La représentation permanente grecque auprès de l’UE a en effet rappelé que « les citoyens grecs ne peuvent pas voter depuis l’étranger. Cela s’applique au référendum, aux élections – générales ou régionales – à l’exception des élections pour le Parlement européen. « Les raisons sont principalement techniques étant donné le système de circonscription de la Grèce. Il serait toutefois exagéré de dire que les élections en Grèce ne sont pas suffisamment représentatives.  »

L’ensemble de la diaspora grecque dans le monde représente environ 11 millions de personnes, soit presque le même nombre que la population en Grèce.
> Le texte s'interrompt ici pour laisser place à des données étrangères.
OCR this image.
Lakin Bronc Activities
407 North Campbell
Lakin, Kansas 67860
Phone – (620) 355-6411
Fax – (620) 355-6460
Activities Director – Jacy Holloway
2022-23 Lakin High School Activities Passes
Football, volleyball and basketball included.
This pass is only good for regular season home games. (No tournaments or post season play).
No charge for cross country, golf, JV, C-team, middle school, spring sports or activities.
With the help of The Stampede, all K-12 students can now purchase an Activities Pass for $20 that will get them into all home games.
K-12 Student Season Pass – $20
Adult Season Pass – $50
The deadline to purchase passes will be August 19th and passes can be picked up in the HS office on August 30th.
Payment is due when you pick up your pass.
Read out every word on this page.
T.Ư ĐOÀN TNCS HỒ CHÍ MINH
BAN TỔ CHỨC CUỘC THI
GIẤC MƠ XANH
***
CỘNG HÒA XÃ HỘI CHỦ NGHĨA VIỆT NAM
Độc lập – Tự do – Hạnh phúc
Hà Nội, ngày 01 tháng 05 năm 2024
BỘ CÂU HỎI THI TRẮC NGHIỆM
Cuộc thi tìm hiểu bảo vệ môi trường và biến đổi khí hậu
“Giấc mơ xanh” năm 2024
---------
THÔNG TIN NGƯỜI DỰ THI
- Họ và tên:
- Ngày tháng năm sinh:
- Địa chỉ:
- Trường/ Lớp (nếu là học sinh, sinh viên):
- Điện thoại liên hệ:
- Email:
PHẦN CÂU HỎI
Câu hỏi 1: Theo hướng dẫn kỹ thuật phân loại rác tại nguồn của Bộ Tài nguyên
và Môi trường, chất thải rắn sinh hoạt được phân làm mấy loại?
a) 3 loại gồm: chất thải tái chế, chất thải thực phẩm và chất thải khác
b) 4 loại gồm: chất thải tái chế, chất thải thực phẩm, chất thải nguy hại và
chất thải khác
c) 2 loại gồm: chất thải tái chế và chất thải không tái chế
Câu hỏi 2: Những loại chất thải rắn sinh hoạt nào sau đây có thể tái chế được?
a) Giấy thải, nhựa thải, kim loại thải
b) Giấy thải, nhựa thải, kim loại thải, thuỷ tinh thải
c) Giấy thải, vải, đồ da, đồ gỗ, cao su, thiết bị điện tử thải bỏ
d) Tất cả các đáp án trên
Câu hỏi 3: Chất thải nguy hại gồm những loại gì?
Ce chiffre inclut néanmoins les Grecs de deuxième et troisième générations.

Le parti anti-austérité Syriza a remporté une victoire écrasante lors des élections anticipées du 25 janvier dernier en Grèce, mais il n'a pas obtenu une majorité absolue au parlement.

Son chef de file, Alexis Tsipras, a affirmé que le « cercle vicieux de l'austérité » était terminé, déclenchant ainsi des réactions variées au sein de l'UE.

Alexis Tsipras a annoncé que la dette publique grecque n'était pas viable et a demandé sa restructuration. La dette représente 177 % du PIB du pays.